Unnamed: 0,Name,Wage,Value
0,L. Messi,€565K,€110.5M
1,Cristiano Ronaldo,€405K,€77M
2,Neymar Jr,€290K,€118.5M
3,De Gea,€260K,€72M
4,K. De Bruyne,€355K,€102M
...,...,...,...
18202,J. Lundstram,€1K,€60K
18203,N. Christoffersson,€1K,€60K
18204,B. Worman,€1K,€60K
18205,D. Walker-Rice,€1K,€60K


Just like that, we have the qualities of the player we're looking for. But maybe the data doesn't make the sense that we want it to.
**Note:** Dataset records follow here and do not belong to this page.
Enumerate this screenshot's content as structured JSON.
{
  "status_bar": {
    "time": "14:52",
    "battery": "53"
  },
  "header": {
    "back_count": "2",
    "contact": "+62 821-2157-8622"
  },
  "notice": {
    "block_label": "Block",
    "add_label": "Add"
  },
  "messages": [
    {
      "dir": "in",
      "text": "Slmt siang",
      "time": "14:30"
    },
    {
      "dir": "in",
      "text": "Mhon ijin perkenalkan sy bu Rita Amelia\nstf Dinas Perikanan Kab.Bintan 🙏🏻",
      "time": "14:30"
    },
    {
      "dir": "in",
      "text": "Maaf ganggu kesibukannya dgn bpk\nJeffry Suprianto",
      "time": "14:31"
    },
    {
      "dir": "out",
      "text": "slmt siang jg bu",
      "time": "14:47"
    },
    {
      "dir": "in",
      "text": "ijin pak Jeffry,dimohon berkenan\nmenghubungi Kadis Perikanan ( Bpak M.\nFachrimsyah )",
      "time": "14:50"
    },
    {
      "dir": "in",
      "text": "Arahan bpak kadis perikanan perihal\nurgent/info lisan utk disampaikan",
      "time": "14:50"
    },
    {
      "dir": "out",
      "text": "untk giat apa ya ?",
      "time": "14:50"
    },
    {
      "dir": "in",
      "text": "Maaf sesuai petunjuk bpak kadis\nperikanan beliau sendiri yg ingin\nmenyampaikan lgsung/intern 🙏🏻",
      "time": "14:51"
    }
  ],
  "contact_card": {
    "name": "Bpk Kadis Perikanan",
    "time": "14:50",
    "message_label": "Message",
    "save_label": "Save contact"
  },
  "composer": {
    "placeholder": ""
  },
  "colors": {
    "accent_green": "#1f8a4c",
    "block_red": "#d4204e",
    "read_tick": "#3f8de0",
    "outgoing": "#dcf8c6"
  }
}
Let's sort it.

We want to compare each player's wage to the value and have a different column called `difference`. We want to see which player has the biggest gap between their `'Wage'` and their `'value'`.

Ideally, we can just create a `difference` column by saying:

In [3]:
df1 = pd.DataFrame(data_frame, columns=['Name', 'Wage', 'Value'])
df1['difference'] = df1['Value'] - df1['Wage']
df1

TypeError: unsupported operand type(s) for -: 'str' and 'str'

The error, `unsupported operand type(s) for -: 'str' and 'str'`, tells us we're trying to extract a string and a string. The wage of a player is in Euros and we need to convert this into a float.

In [4]:
df1 = pd.DataFrame(data_frame, columns=['Name', 'Wage', 'Value'])
def value_to_float(x):
    if type(x) == float or type(x) == int:
        return x
    if 'K' in x:
        if len(x) > 1:
            return float(x.replace('K', '')) * 1000
        return 1000.0
    if 'M' in x:
        if len(x) > 1:
            return float(x.replace('M', '')) * 1000000
        return 1000000.0
    if 'B' in x:
        return float(x.replace('B', '')) * 1000000000
    return 0.0

wage = df1['Wage'].replace('[\€,]', '', regex=True).apply(value_to_float)
value = df1['Value'].replace('[\€,]', '', regex=True).apply(value_to_float)

df1['Wage'] = wage
df1['Value'] = value

df1['difference'] = df1['Value'] - df1['Wage']
df1

Unnamed: 0,Name,Wage,Value,difference
0,L. Messi,565000.0,110500000.0,109935000.0
1,Cristiano Ronaldo,405000.0,77000000.0,76595000.0
2,Neymar Jr,290000.0,118500000.0,118210000.0
3,De Gea,260000.0,72000000.0,71740000.0
4,K. De Bruyne,355000.0,102000000.0,101645000.0
...,...,...,...,...
18202,J. Lundstram,1000.0,60000.0,59000.0
18203,N. Christoffersson,1000.0,60000.0,59000.0
18204,B. Worman,1000.0,60000.0,59000.0
18205,D. Walker-Rice,1000.0,60000.0,59000.0


In [5]:
df1.sort_values(by='difference', ascending=False).head(5)

Unnamed: 0,Name,Wage,Value,difference
2,Neymar Jr,290000.0,118500000.0,118210000.0
0,L. Messi,565000.0,110500000.0,109935000.0
4,K. De Bruyne,355000.0,102000000.0,101645000.0
5,E. Hazard,340000.0,93000000.0,92660000.0
15,P. Dybala,205000.0,89000000.0,88795000.0


Here, we get the players with the biggest difference down to the lowest players.